Data from this year certainly points to an impressive twelve months for the mobile industry. In February 2012, market watcher Nielsen revealed that smartphone adoption in the US had nearly reached 50 per cent of mobile subscribers. Similar figures from pollster YouGov in May 2012 said they expected UK smartphone penetration to hit 55 per cent by May 2013. Researchers at Forrester also revealed that in 35 per cent of marketers planned to run mobile campaigns over 2012.
NMK tapped into its contacts book to see if the industry believed that 2012 was indeed the “year of the mobile”.
Mobile marketing matures
For Martin Smith of marketing automation software firm Neolane, 2012 was the year that mobile marketing truly came of age, enabled by through technological advancement and the cultural adoption of social and mobile communication.

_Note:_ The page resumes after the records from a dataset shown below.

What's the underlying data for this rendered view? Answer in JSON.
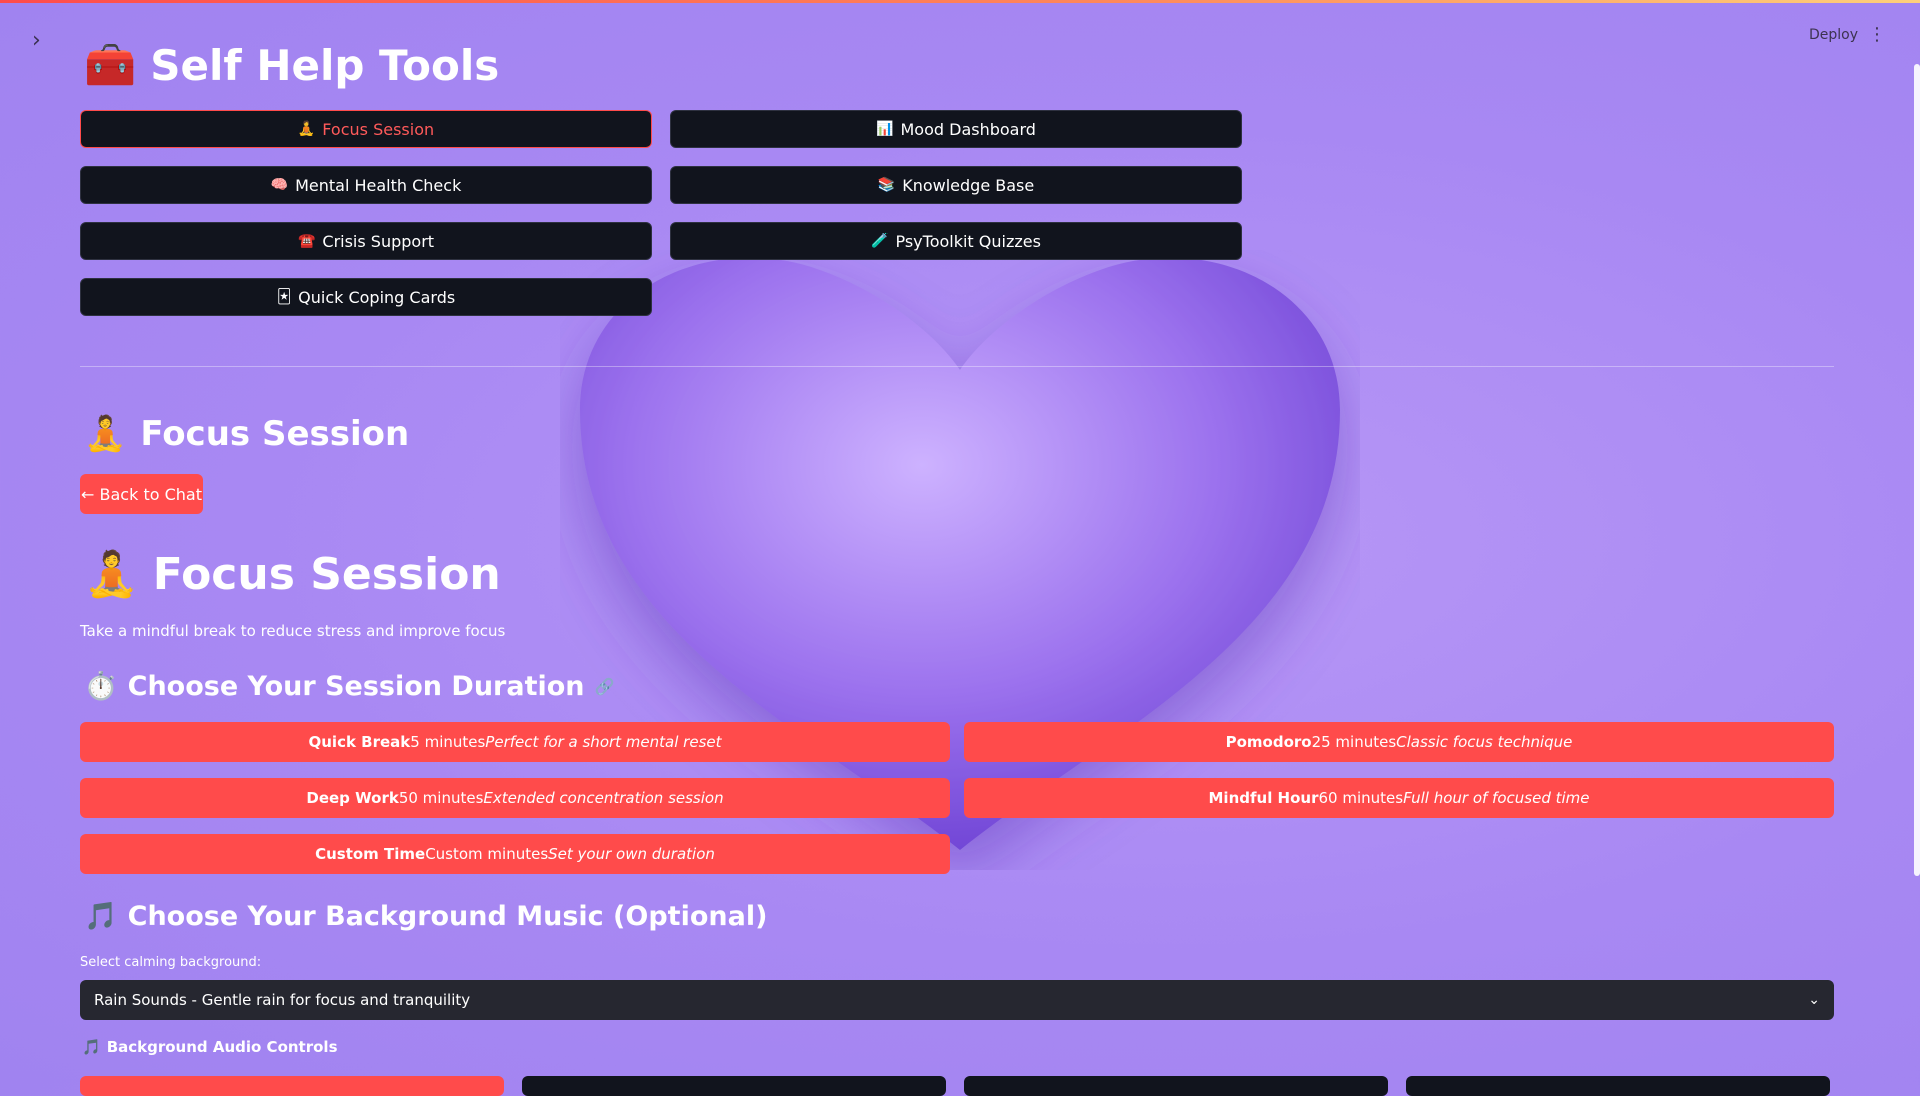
{
  "header": {
    "deploy_label": "Deploy",
    "sidebar_toggle": "›",
    "menu_icon": "⋮"
  },
  "page_title": {
    "emoji": "🧰",
    "text": "Self Help Tools"
  },
  "tools": [
    {
      "icon": "🧘",
      "label": "Focus Session",
      "active": true
    },
    {
      "icon": "📊",
      "label": "Mood Dashboard",
      "active": false
    },
    {
      "icon": "🧠",
      "label": "Mental Health Check",
      "active": false
    },
    {
      "icon": "📚",
      "label": "Knowledge Base",
      "active": false
    },
    {
      "icon": "☎️",
      "label": "Crisis Support",
      "active": false
    },
    {
      "icon": "🧪",
      "label": "PsyToolkit Quizzes",
      "active": false
    },
    {
      "icon": "🃏",
      "label": "Quick Coping Cards",
      "active": false
    }
  ],
  "section": {
    "emoji": "🧘",
    "title": "Focus Session",
    "back_label": "← Back to Chat"
  },
  "focus": {
    "emoji": "🧘",
    "title": "Focus Session",
    "subtitle": "Take a mindful break to reduce stress and improve focus",
    "duration_heading": {
      "emoji": "⏱️",
      "text": "Choose Your Session Duration",
      "link_icon": "🔗"
    },
    "durations": [
      {
        "name": "Quick Break",
        "minutes": "5 minutes",
        "desc": "Perfect for a short mental reset"
      },
      {
        "name": "Pomodoro",
        "minutes": "25 minutes",
        "desc": "Classic focus technique"
      },
      {
        "name": "Deep Work",
        "minutes": "50 minutes",
        "desc": "Extended concentration session"
      },
      {
        "name": "Mindful Hour",
        "minutes": "60 minutes",
        "desc": "Full hour of focused time"
      },
      {
        "name": "Custom Time",
        "minutes": "Custom minutes",
        "desc": "Set your own duration"
      }
    ],
    "music_heading": {
      "emoji": "🎵",
      "text": "Choose Your Background Music (Optional)"
    },
    "select_label": "Select calming background:",
    "select_value": "Rain Sounds - Gentle rain for focus and tranquility",
    "audio_controls": {
      "emoji": "🎵",
      "text": "Background Audio Controls"
    }
  },
  "colors": {
    "accent": "#ff4b4b",
    "button_dark": "#11141d",
    "select_bg": "#262730",
    "bg": "#a888f3"
  }
}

He cited the emergence of Social Local Mobile (SoLoMo) marketing as one of the key standouts. SoLoMo is an approach to permission-based direct marketing that allows brands to take advantage of today’s smartphone and social media culture, combined with the customer profiling capabilities afforded by Big Data, to present targeted and location-aware mobile marketing and advertising content that’s optimised for social sharing. Smith cited Coffee chain Starbucks’ Foursquare-based discount programme is an example of SoLoMo in action.
“You can think of SoLoMo as a relevance multiplier for the organisation, allowing brands to seek contextually relevant engagement with consumers simultaneously in the digital and real world,” Smith said. “It’s about offering a consistent and engaging experience that ties a consumer’s physical location with a digital dimension presented via mobile.”

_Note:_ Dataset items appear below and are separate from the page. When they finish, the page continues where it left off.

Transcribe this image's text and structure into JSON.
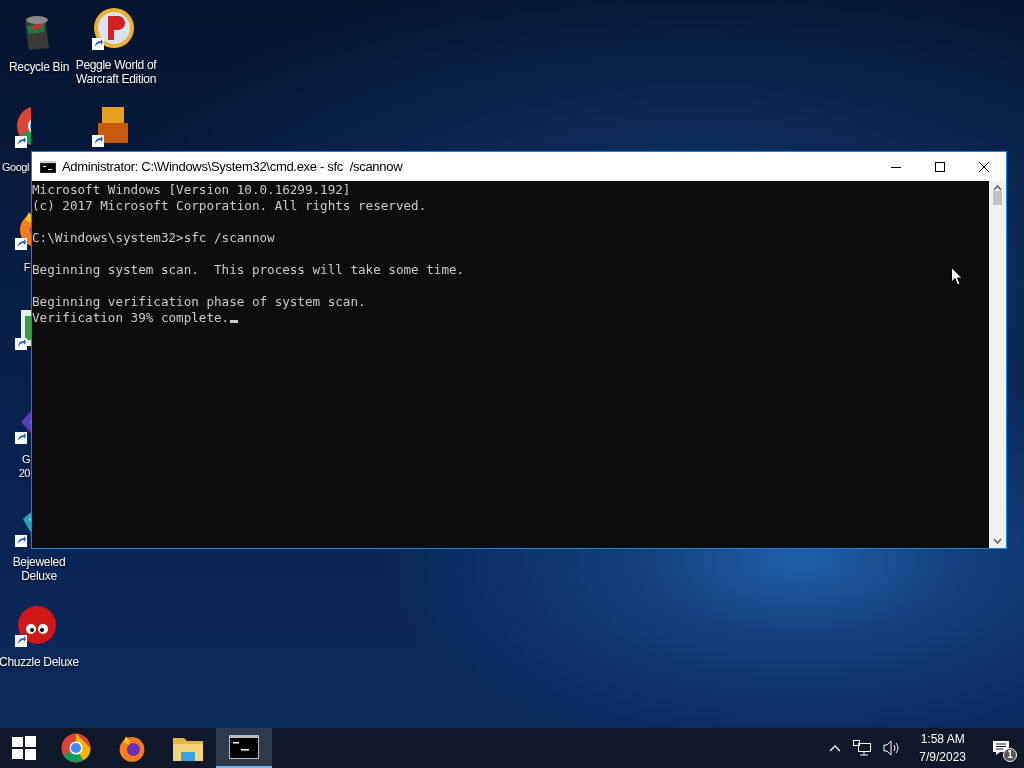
{
  "desktop_icons": [
    {
      "kind": "recycle",
      "label_lines": [
        "Recycle Bin"
      ],
      "shortcut": false
    },
    {
      "kind": "peggle",
      "label_lines": [
        "Peggle World of",
        "Warcraft Edition"
      ],
      "shortcut": true
    },
    {
      "kind": "chrome",
      "label_lines": [
        "Googl"
      ],
      "shortcut": true
    },
    {
      "kind": "blocks",
      "shortcut": true
    },
    {
      "kind": "firefox",
      "label_lines": [
        "F"
      ],
      "shortcut": true
    },
    {
      "kind": "letter",
      "shortcut": true
    },
    {
      "kind": "purple",
      "label_lines": [
        "G",
        "20"
      ],
      "shortcut": true
    },
    {
      "kind": "gem",
      "label_lines": [
        "Bejeweled",
        "Deluxe"
      ],
      "shortcut": true
    },
    {
      "kind": "fuzzball",
      "label_lines": [
        "Chuzzle Deluxe"
      ],
      "shortcut": true
    }
  ],
  "window": {
    "title": "Administrator: C:\\Windows\\System32\\cmd.exe - sfc  /scannow",
    "console": {
      "blocks": [
        [
          "Microsoft Windows [Version 10.0.16299.192]",
          "(c) 2017 Microsoft Corporation. All rights reserved."
        ],
        [
          "C:\\Windows\\system32>sfc /scannow"
        ],
        [
          "Beginning system scan.  This process will take some time."
        ],
        [
          "Beginning verification phase of system scan.",
          "Verification 39% complete."
        ]
      ],
      "cursor": true
    }
  },
  "taskbar": {
    "apps": [
      {
        "kind": "start",
        "selected": false
      },
      {
        "kind": "chrome",
        "selected": false
      },
      {
        "kind": "firefox",
        "selected": false
      },
      {
        "kind": "folder",
        "selected": false
      },
      {
        "kind": "cmd",
        "selected": true
      }
    ],
    "time": "1:58 AM",
    "date": "7/9/2023",
    "notification_count": "1"
  }
}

For Nicolle Pangis, president of Internet advertising firm Real Media Group, 2012 may have finally been the year of the mobile but it certainly was not the year of mobile advertising.

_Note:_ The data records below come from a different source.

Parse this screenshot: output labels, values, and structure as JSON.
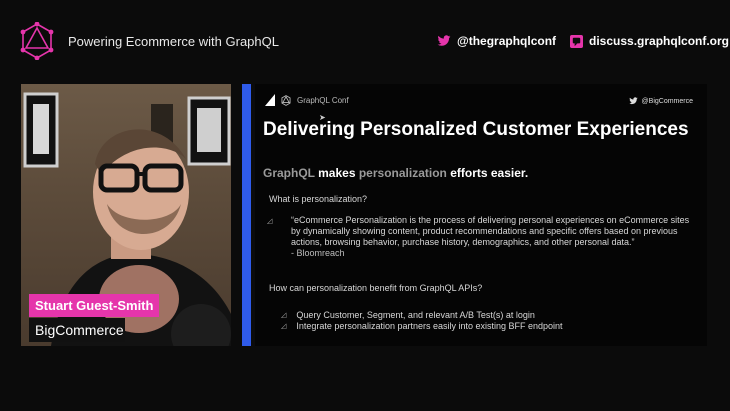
{
  "header": {
    "conference_title": "Powering Ecommerce with GraphQL",
    "twitter_handle": "@thegraphqlconf",
    "discuss_url": "discuss.graphqlconf.org"
  },
  "speaker": {
    "name": "Stuart Guest-Smith",
    "company": "BigCommerce"
  },
  "slide": {
    "brand_label": "GraphQL Conf",
    "twitter_handle": "@BigCommerce",
    "title": "Delivering Personalized Customer Experiences",
    "subtitle_prefix": "GraphQL",
    "subtitle_makes": " makes ",
    "subtitle_personalization": "personalization",
    "subtitle_suffix": " efforts easier.",
    "question1": "What is personalization?",
    "quote": "“eCommerce Personalization is the process of delivering personal experiences on eCommerce sites by dynamically showing content, product recommendations and specific offers based on previous actions, browsing behavior, purchase history, demographics, and other personal data.”",
    "quote_source": "- Bloomreach",
    "question2": "How can personalization benefit from GraphQL APIs?",
    "bullets": [
      "Query Customer, Segment, and relevant A/B Test(s) at login",
      "Integrate personalization partners easily into existing BFF endpoint"
    ]
  },
  "colors": {
    "accent_blue": "#2f5bea",
    "graphql_pink": "#e535ab",
    "twitter_pink": "#e535ab"
  },
  "icons": [
    "graphql-logo-icon",
    "twitter-icon",
    "discuss-icon",
    "bigcommerce-logo-icon"
  ]
}
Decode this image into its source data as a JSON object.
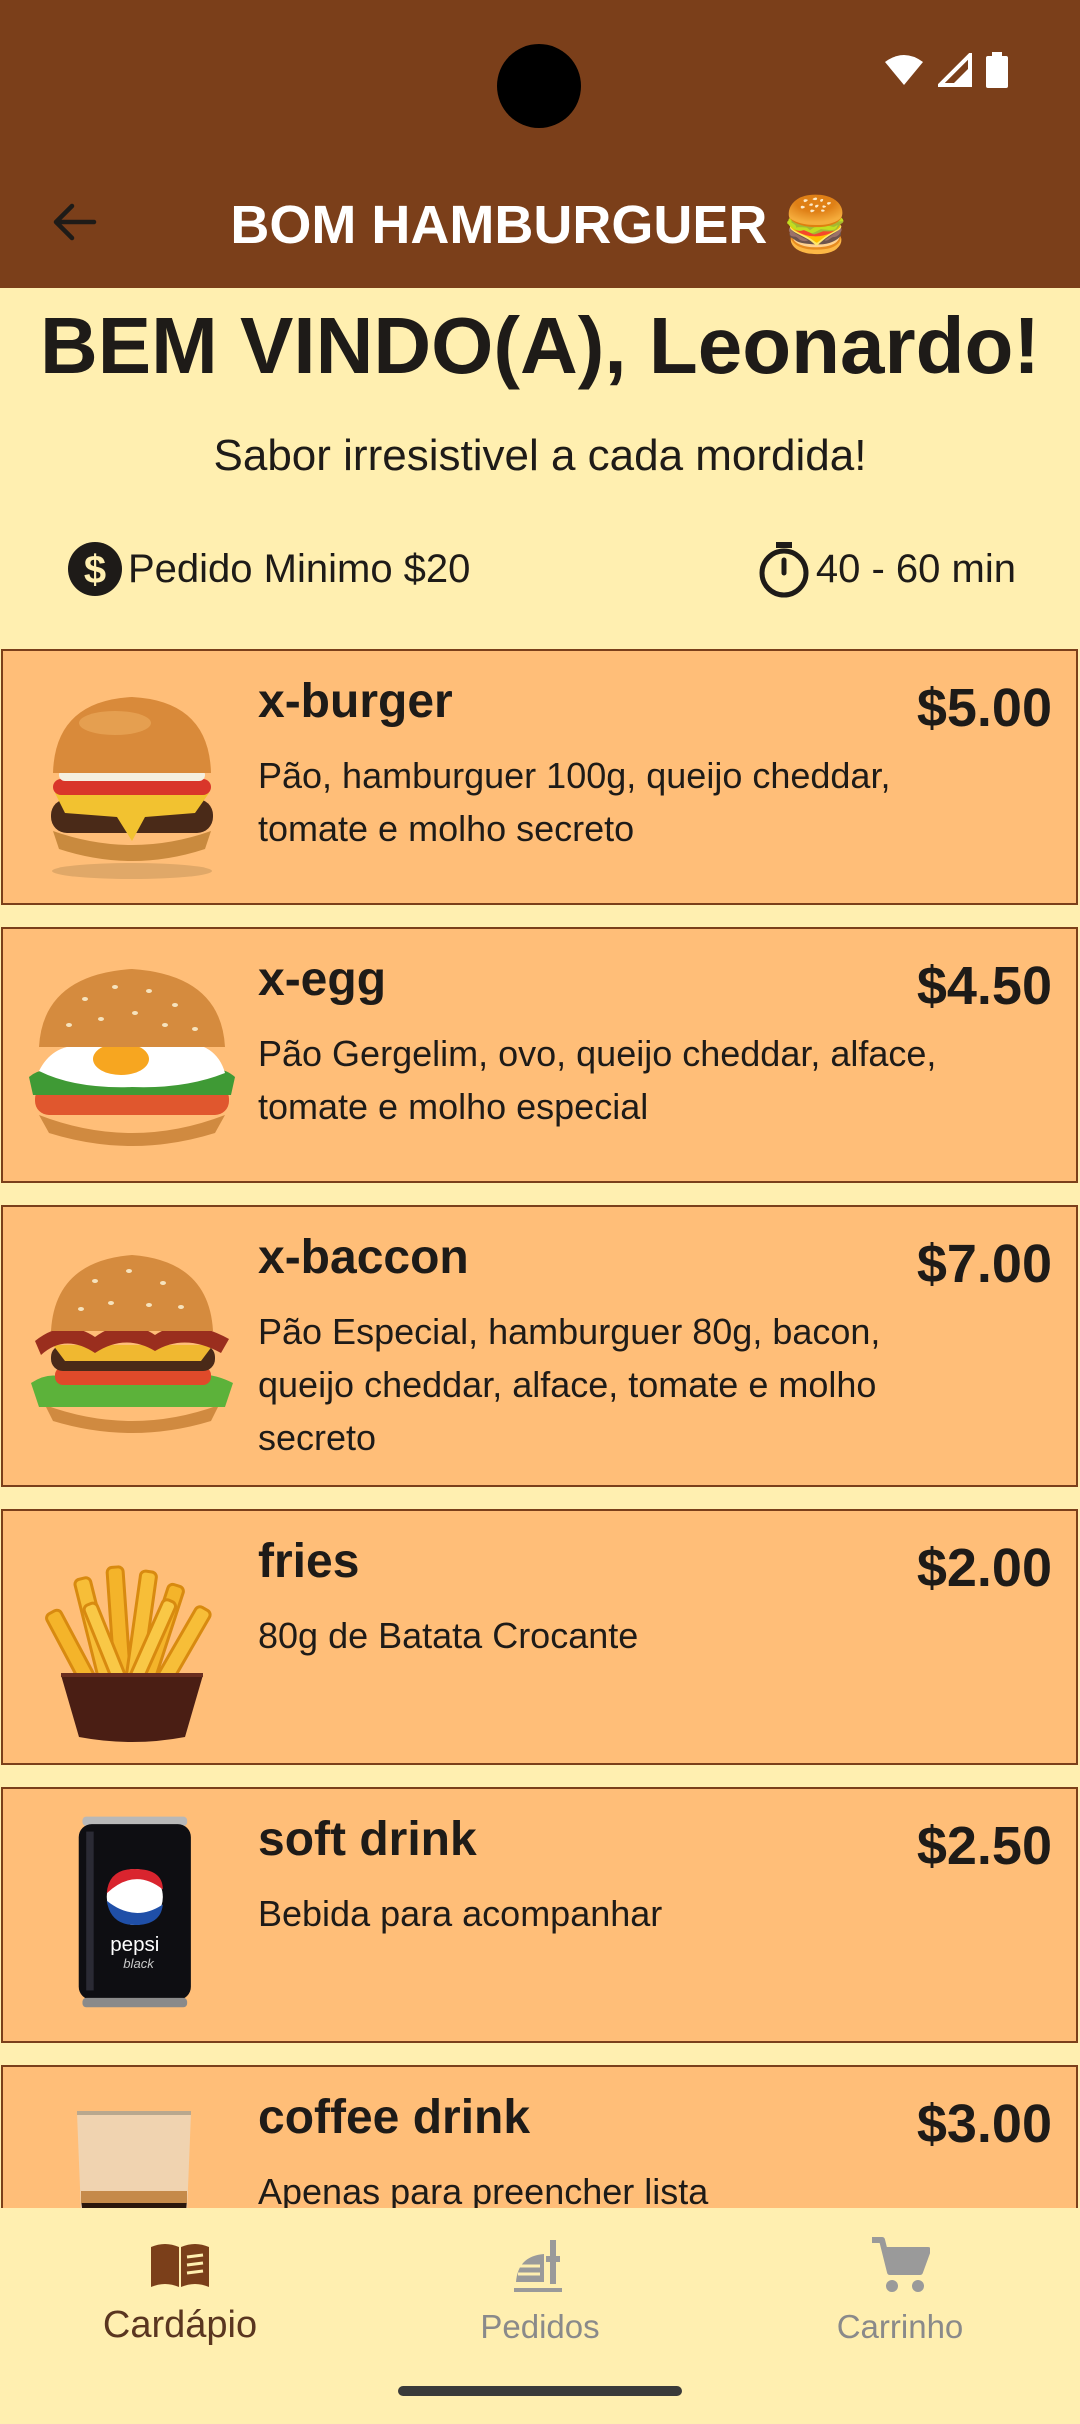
{
  "app_bar": {
    "title": "BOM HAMBURGUER 🍔",
    "back_icon": "arrow-back-icon"
  },
  "status_bar": {
    "icons": [
      "wifi-icon",
      "signal-icon",
      "battery-icon"
    ]
  },
  "header": {
    "welcome": "BEM VINDO(A), Leonardo!",
    "tagline": "Sabor irresistivel a cada mordida!",
    "min_order": "Pedido Minimo $20",
    "delivery_time": "40 - 60 min"
  },
  "menu": [
    {
      "name": "x-burger",
      "price": "$5.00",
      "description": "Pão, hamburguer 100g, queijo cheddar, tomate e molho secreto",
      "image": "burger-image"
    },
    {
      "name": "x-egg",
      "price": "$4.50",
      "description": "Pão Gergelim, ovo, queijo cheddar, alface, tomate e molho especial",
      "image": "egg-burger-image"
    },
    {
      "name": "x-baccon",
      "price": "$7.00",
      "description": "Pão Especial, hamburguer 80g, bacon, queijo cheddar, alface, tomate e molho secreto",
      "image": "bacon-burger-image"
    },
    {
      "name": "fries",
      "price": "$2.00",
      "description": "80g de Batata Crocante",
      "image": "fries-image"
    },
    {
      "name": "soft drink",
      "price": "$2.50",
      "description": "Bebida para acompanhar",
      "image": "soda-can-image"
    },
    {
      "name": "coffee drink",
      "price": "$3.00",
      "description": "Apenas para preencher lista",
      "image": "coffee-glass-image"
    }
  ],
  "bottom_nav": {
    "items": [
      {
        "label": "Cardápio",
        "icon": "menu-book-icon",
        "active": true
      },
      {
        "label": "Pedidos",
        "icon": "orders-icon",
        "active": false
      },
      {
        "label": "Carrinho",
        "icon": "cart-icon",
        "active": false
      }
    ]
  },
  "colors": {
    "brand": "#7B3F1A",
    "background": "#FFEFB0",
    "card": "#FFBE78",
    "text": "#1E1B18"
  }
}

“Smartphones are everywhere but advertising adoption rates are still very slow, mainly because mobile needs to be part of a larger strategy,” she told NMK. “The industry needs to develop real standards so that both advertisers and publishers can easily create a multichannel digital strategy and deploy it across mobile devices.”
Avoid mobile at your peril
Conversely, Caspar Craven, CEO of customer intelligence consultancy Trovus, does not believe that 2012 was the year of the mobile.
“It’s certainly mainstream and you ignore it at your peril. Indeed, organisations need to look very seriously at mobile,” he said.
Trovus has analysed a number of websites representing 20 million page views a year, to analyse mobile traffic trends in 2012 and witnessed a steady increase in mobile-related traffic through the year. While six per cent of visits came from mobile, some 46 per cent came from iPads.
“It’s noticeable what traffic is on at what time and day – evenings and the weekends,” he continued. “We’re seeing significant variations between different firms in terms of how much mobile traffic they get and how engaged they then become. I think companies will need to take a view on how much of their website is mobile and how engaged are people with this; and whether the company needs to invest specifically in more mobile. I don’t think this will be for everyone, but for some it is a strategic battleground that it’s imperative to be present in.”
But for Andrew Girdwood, media innovations director at marketing agency LBi, the year of the mobile has already been and now brands must build on growing mobile use.
“The year of the mobile passed stealthily a few years ago; it was the year when people stopped blaming their phone for a poor brand experience and started blaming the brand,” he concluded. “In 2012 customers certainly expected to have mobile friendly digital experiences with companies.”